Report explores effect on taxes if Shaftsbury takes ID students back


SHAFTSBURY -- At the request of the Shaftsbury Elementary School Board, Southwest Vermont Supervisory Union CFO Rick Pembroke has compiled a set of data analyzing the impact should the district absorb Shaftsbury District 1, whose students currently attend school in North Bennington.

In the 1870s, the State of Vermont declared that students residing in Shaftsbury District 1, known as the ID District, would attend school in North Bennington, rather than Shaftsbury. With the North Bennington Graded School becoming non-operating last summer, and its students moving to the independent Village School of North Bennington, Shaftsbury has begun looking into the possibility of getting those students back.

As Vermont calculates school tax rates through a complicated formula based on spending per equalized pupil, shifting the 30 current ID students from North Bennington to Shaftsbury could, at least in theory, lead to a lower tax rate in Shaftsbury and a higher tax rate in North Bennington. Pembroke's analysis does not include the potential effects on North Bennington, as that was outside the scope of the Shaftsbury board's request. Any final determinations in this regard would depend on numerous factors, including whether the schools added or dropped personnel to reflect the change in student population.

Pembroke's report assumes that Shaftsbury would hire one additional classroom teacher and one kindergarten paraeducator, in total leading to a $94,558 increase in staff spending. Pembroke wrote in the report that the cost of transportation would remain the same, as "it is believed the district can reroute its buses to pick up the additional 30 students without an increase in cost." In total, Shaftsbury's school budget would need to increase from $3,450,755 to roughly $3,596,352 to accomodate the 30 additional students.

However, because the tax rate is calculated based on a formula which divides education spending by equalized pupils, and the increase in students would outweigh the increase in spending, school tax rates for Shaftsbury residents outside of the ID district would drop by 3.16 cents. For ID district residents, who are paying school taxes based on North Bennington's higher ed spending per equalized pupil, their school tax rate would drop 24 cents.

Effectively, non-ID residents would save $31.57 per $100,000 in appraised value each year. ID residents would save $241.40 per $100,000 each year. These numbers assume that all 30 students enter Shaftsbury Elementary School. Again, the projected effect on the tax rate in the North Bennington Graded School District is not included in this report.
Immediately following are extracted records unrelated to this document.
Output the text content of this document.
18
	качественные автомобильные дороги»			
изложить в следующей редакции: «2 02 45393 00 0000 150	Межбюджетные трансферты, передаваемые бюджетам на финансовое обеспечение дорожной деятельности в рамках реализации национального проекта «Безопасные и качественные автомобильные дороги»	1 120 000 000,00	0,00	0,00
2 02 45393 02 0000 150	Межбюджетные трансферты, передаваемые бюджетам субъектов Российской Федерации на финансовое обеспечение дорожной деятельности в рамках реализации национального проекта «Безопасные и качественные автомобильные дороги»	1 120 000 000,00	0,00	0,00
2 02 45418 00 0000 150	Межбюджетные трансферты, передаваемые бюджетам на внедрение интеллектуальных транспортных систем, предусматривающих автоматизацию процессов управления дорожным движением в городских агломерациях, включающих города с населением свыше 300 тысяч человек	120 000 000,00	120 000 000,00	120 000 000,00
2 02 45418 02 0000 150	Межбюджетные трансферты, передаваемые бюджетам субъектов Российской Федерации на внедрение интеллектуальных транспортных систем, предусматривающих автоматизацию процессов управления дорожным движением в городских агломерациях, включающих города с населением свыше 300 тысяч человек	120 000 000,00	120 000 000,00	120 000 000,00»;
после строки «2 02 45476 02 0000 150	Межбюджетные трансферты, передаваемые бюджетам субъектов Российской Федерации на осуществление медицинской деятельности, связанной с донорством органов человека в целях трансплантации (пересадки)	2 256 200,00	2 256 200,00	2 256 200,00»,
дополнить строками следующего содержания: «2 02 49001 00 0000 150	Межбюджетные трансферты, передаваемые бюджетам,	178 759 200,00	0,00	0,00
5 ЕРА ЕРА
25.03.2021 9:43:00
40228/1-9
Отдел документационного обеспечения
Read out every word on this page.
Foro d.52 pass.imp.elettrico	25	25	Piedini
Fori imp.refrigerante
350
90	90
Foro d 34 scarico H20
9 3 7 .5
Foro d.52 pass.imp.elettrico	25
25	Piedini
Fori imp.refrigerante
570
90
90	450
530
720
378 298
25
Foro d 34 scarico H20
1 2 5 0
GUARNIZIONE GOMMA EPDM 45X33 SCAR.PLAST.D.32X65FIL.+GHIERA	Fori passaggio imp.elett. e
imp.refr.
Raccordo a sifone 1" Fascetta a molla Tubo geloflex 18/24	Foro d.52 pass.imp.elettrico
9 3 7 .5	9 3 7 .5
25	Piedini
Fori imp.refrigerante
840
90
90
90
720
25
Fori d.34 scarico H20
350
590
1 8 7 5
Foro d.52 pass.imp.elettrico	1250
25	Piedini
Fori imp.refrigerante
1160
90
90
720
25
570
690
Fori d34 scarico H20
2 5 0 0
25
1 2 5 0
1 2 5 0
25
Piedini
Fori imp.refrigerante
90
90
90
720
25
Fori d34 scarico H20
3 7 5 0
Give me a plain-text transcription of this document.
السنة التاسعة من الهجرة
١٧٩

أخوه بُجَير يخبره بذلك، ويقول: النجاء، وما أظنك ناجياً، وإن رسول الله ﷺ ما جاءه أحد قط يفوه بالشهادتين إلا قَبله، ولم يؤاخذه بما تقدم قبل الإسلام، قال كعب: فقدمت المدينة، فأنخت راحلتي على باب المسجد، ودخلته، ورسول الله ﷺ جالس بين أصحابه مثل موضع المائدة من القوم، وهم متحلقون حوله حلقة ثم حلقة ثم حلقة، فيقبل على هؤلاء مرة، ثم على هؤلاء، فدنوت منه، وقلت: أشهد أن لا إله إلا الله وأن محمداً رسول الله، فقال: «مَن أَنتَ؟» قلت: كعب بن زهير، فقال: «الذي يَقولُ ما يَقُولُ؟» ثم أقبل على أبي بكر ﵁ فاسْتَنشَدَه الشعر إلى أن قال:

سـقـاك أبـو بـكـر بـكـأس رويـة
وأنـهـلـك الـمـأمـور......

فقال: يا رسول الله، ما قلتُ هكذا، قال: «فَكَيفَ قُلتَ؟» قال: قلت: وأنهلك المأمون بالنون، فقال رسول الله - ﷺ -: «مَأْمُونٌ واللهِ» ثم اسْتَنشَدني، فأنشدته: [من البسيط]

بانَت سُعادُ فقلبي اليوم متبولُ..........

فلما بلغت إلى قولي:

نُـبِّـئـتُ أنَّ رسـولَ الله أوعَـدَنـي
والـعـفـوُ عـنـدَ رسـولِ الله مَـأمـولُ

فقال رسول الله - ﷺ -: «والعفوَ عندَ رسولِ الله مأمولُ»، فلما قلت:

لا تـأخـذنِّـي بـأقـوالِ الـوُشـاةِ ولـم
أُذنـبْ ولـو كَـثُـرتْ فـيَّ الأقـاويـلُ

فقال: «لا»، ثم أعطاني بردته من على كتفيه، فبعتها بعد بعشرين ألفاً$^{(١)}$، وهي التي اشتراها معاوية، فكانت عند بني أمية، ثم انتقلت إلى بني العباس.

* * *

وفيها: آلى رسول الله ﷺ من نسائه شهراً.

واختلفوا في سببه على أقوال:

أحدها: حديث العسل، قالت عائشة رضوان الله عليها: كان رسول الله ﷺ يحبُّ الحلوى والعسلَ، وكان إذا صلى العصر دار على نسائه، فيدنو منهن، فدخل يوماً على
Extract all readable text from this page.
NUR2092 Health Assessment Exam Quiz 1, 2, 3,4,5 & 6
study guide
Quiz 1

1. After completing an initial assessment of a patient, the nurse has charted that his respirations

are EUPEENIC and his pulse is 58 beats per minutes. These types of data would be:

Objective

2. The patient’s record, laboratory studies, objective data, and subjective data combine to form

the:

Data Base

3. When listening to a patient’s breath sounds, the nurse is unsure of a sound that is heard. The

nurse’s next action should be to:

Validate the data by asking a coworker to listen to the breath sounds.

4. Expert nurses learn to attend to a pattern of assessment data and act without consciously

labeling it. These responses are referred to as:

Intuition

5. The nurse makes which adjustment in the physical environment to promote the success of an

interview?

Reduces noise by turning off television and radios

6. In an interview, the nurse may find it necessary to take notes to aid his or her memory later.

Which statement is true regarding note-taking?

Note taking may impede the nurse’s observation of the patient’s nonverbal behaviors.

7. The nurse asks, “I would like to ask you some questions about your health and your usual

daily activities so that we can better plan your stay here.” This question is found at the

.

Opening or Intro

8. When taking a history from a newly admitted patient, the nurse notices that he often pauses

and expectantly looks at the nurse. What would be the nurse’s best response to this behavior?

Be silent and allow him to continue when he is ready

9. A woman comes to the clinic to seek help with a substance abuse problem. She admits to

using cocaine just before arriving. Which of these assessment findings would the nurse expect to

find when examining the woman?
The number of special education students in the district would increase from 29 to 32 students, reports Pembroke, raising the case load per special education teacher from 12 per teacher to 13 per teacher. "Based on state and national data," writes Pembroke, "a 13:1 case load is very reasonable."

This report was handed out to the Shaftsbury School Board at their meeting last Wednesday, however, Pembroke was unable to be present to answer questions about the report. The board will look at it again at their next meeting, on May 14. That meeting is scheduled to take place at the Shaftsbury Elementary School at 6:30 p.m.

At the board's Feb. 12 meeting, several ID residents spoke out against the proposed move. One, Heather Bullock, submitted a written letter to the board. "In approximately 1870, the State legislature and residents implemented a charter that created clear and specific school district boundaries for those Shaftsbury town residents who resided in North Bennington," it reads, "Shaftsbury School District has no obligation to educate or authority to make decisions for families residing within a neighboring school district."

"As a district one parent," she closes the letter, "I have serious concerns regarding the motives of the Shaftsbury board on this issue. It is apparent that this is not in the best interest of the children within the North Bennington School District and it raises questions as to the true motive behind these aggresive actions against a neighboring school district."